The rest of the NFC North has been far less disciplined. Chicago ranks 19th (66.4), Minnesota is 26th (70.4), and Detroit is 30th (75.0).
Last year, the Packers averaged 54.7 yards, 11th fewest in the league – so there’s been a dramatic improvement in this area.
What makes this stat important in my mind relates to Green Bay’s current dink-and-dunk passing attack, as opposed to a big-play attack. They 2016 Packers rely on long drives featuring short passes for most of their scores.
It’s essential that the offense avoids major penalties if these drives are not to bog down. This year, the offense has seldom needed long yardage plays to get a first down. This typically happens due to offensive holding or offensive pass interference (10-yard penalties) or due to chop blocks, crackback blocks, clipping, pulling the face mask, hands to the face, butting, spearing, ramming with the helmet, unnecessary roughness, or unsportsmanlike conduct – penalties of 15 yards each.
Against Chicago, Green Bay’s first-half scoring drives included those of 13 plays and 10 plays, along with an 11-play drive that ended on downs at the Bears’ 1-yard line.

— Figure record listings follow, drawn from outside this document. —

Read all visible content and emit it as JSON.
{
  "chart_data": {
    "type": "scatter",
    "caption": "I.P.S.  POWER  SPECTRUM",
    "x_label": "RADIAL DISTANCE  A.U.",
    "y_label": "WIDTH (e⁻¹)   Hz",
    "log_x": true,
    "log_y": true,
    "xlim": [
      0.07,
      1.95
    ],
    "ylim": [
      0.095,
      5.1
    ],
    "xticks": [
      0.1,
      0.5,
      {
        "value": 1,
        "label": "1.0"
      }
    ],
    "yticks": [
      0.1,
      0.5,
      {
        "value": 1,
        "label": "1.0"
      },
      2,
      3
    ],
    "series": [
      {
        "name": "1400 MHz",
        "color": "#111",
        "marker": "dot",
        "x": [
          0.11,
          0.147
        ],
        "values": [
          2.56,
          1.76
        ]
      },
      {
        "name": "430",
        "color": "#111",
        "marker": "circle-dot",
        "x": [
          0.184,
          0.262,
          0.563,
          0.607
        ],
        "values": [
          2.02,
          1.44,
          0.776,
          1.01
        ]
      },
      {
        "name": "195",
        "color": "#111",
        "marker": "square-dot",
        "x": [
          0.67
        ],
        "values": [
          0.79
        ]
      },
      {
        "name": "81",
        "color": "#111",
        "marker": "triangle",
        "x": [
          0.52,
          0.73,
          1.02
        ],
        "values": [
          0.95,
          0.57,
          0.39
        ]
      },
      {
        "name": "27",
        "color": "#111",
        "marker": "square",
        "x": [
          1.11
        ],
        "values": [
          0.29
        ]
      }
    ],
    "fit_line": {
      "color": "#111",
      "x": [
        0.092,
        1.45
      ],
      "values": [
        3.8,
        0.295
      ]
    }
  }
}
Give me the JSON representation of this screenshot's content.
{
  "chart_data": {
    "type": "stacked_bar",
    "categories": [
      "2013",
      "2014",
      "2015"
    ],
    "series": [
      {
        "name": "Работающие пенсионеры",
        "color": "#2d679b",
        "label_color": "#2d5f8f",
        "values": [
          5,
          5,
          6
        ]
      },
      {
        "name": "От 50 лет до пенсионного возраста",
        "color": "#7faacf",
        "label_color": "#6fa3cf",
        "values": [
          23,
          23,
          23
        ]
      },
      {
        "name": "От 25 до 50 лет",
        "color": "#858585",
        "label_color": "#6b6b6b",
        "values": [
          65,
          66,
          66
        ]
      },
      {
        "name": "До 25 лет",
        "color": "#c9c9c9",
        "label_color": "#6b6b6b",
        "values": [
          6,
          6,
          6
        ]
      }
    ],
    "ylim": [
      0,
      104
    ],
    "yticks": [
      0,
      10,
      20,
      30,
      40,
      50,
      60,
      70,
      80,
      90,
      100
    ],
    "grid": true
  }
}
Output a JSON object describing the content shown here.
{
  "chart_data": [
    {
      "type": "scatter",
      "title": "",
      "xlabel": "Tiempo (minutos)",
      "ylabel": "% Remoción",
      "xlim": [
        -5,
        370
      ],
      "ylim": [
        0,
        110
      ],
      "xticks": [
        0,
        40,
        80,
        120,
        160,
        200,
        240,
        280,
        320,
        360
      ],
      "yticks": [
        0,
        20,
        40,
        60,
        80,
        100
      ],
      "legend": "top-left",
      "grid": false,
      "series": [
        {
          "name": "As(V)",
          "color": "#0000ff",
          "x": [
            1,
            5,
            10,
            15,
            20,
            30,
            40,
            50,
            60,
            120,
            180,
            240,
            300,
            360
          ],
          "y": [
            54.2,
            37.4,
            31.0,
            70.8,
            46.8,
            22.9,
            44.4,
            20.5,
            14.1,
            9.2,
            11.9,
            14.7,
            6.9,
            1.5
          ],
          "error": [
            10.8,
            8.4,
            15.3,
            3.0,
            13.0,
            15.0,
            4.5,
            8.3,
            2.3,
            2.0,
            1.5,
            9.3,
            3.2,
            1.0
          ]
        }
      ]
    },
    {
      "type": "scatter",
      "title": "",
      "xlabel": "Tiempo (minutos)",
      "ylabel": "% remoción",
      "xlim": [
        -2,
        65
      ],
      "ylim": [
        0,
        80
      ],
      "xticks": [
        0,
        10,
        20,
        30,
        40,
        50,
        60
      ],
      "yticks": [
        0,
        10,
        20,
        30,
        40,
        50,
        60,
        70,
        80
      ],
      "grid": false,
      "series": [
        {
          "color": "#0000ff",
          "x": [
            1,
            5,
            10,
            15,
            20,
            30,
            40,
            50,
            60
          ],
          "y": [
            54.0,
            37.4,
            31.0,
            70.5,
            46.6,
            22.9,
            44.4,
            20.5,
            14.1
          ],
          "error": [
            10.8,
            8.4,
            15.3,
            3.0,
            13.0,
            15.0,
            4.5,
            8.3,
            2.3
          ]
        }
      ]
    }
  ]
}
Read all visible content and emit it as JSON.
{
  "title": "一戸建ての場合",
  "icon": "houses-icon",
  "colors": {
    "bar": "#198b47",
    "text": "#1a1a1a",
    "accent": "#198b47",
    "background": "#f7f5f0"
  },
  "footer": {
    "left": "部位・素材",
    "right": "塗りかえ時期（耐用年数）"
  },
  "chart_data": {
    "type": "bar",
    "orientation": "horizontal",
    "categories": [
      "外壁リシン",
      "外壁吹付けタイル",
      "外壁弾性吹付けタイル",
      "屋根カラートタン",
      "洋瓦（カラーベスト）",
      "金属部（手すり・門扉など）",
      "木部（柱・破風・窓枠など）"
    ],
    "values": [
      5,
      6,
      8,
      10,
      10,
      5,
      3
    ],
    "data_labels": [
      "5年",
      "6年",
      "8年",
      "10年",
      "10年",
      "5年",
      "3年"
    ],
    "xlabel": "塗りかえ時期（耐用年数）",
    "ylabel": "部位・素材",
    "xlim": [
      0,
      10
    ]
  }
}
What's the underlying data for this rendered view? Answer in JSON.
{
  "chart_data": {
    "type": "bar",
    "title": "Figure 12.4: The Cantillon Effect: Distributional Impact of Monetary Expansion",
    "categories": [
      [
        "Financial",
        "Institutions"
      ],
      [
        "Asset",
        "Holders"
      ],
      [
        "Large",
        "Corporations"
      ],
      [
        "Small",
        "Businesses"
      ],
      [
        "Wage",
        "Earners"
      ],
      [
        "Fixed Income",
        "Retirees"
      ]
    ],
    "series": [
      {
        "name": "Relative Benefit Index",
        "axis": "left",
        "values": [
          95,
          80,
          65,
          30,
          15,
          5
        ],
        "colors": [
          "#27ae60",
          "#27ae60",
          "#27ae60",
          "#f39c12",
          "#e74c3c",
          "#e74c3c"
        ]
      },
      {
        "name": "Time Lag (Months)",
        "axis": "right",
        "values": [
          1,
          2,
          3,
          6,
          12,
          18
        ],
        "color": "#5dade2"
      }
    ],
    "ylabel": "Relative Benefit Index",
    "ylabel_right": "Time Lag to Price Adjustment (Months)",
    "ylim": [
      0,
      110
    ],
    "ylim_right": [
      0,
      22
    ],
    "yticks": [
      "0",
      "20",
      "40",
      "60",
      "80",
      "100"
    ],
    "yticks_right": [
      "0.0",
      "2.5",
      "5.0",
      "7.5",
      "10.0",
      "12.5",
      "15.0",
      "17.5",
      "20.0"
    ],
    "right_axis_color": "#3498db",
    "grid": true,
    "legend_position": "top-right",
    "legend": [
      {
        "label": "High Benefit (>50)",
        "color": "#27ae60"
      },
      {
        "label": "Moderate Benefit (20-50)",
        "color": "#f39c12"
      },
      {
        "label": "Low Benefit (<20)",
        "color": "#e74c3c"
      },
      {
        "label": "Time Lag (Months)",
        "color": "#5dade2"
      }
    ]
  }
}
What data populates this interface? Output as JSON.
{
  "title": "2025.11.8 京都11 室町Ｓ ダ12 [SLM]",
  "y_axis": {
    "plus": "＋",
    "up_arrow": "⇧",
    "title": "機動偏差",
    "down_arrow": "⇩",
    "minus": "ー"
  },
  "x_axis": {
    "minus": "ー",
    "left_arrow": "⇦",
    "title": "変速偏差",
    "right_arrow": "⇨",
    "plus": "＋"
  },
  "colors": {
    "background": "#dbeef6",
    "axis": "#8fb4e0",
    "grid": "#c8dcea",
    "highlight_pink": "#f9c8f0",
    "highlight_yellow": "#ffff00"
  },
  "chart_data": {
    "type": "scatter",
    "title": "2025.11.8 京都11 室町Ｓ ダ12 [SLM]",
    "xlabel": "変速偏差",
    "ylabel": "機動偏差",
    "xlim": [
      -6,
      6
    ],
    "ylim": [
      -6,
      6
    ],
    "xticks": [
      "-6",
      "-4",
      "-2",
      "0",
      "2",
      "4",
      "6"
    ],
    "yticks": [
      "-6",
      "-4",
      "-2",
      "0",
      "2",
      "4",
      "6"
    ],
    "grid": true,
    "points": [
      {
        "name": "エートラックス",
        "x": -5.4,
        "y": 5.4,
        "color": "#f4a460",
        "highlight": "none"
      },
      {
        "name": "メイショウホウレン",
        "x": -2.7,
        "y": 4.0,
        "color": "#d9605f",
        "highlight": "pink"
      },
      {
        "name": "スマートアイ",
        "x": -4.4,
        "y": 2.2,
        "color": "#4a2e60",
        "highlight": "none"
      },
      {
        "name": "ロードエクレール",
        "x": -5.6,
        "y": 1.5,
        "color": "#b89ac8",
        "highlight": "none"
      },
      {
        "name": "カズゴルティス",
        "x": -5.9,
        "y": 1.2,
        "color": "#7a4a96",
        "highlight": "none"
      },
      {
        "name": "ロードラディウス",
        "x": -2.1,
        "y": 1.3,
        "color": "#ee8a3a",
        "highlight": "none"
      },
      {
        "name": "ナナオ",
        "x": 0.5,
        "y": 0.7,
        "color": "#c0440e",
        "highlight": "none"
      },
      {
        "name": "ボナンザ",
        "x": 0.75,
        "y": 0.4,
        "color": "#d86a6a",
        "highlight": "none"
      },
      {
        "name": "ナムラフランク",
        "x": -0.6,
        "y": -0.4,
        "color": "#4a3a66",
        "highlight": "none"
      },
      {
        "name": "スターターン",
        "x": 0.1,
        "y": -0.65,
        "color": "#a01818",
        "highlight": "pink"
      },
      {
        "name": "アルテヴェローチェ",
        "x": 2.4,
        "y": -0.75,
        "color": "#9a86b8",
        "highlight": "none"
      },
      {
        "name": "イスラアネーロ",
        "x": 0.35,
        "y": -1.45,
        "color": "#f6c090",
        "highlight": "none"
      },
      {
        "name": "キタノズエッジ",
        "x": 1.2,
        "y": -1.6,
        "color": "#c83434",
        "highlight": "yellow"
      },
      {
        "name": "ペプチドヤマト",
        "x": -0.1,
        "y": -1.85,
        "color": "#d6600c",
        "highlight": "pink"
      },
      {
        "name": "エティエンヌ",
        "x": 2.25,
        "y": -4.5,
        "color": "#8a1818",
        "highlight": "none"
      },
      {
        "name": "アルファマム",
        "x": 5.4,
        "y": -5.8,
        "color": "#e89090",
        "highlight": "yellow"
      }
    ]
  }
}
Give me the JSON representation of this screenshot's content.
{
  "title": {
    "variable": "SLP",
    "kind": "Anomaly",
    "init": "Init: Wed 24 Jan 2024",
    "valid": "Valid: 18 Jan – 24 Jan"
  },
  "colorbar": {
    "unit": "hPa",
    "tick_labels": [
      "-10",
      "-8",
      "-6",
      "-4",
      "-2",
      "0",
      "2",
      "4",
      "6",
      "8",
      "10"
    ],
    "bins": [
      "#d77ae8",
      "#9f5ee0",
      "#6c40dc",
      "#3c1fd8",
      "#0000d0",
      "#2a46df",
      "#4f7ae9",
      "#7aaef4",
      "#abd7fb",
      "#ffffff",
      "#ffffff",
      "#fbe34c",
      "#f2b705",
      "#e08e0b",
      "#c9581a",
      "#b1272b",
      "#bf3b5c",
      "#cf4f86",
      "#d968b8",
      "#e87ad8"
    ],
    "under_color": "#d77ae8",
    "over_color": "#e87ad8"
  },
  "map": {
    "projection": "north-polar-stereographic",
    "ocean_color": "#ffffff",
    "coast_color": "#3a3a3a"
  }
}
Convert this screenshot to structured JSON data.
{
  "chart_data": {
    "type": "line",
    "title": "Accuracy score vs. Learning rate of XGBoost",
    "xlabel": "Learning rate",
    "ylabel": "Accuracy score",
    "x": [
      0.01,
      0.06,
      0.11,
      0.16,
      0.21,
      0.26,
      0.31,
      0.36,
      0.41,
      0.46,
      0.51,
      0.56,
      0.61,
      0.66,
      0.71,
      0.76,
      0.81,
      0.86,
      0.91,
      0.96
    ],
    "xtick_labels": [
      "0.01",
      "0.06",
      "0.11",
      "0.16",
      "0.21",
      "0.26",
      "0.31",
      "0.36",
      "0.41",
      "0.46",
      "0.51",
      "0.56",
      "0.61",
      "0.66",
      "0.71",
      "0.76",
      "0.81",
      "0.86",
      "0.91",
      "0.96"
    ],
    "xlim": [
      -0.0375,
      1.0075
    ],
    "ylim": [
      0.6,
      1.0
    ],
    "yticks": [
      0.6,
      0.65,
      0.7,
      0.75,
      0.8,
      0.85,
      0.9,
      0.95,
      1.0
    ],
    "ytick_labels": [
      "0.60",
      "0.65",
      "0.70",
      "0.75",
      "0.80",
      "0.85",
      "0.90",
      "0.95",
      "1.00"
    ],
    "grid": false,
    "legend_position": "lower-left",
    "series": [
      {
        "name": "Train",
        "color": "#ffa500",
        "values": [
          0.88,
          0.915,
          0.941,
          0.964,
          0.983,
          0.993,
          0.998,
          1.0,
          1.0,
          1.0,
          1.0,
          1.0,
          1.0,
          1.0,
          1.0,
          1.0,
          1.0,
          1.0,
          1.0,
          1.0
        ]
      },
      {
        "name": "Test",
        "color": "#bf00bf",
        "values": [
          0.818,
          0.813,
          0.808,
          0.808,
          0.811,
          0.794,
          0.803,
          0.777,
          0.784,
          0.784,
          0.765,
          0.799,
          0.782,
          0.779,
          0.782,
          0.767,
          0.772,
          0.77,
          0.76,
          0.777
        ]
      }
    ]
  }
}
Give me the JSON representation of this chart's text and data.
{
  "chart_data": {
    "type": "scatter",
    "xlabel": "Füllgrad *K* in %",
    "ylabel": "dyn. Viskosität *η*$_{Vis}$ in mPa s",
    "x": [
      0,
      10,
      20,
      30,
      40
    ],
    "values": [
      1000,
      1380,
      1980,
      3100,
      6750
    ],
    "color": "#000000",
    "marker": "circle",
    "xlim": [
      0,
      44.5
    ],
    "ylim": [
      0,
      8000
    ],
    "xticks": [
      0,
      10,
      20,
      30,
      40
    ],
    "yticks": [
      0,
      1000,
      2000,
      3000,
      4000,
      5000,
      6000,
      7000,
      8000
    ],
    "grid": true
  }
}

In the second half, the Packers had three more long and disciplined scoring drives; 85 yards in 13 plays, 88 yards in eight plays, and their third 13-play drive of the game, for 74 yards.
The only time in all these drives that Green Bay was backed up beyond five yards was for one 2nd and 19 – and that was due to the Bears’ only sack of Aaron Rodgers.
The Packers finished with nine penalties for 56 yards, while the Bears had 10 for 108 yards. That disparity helped the home team dominate time of possession and finish off their methodical and bit-by-bit drives with scores.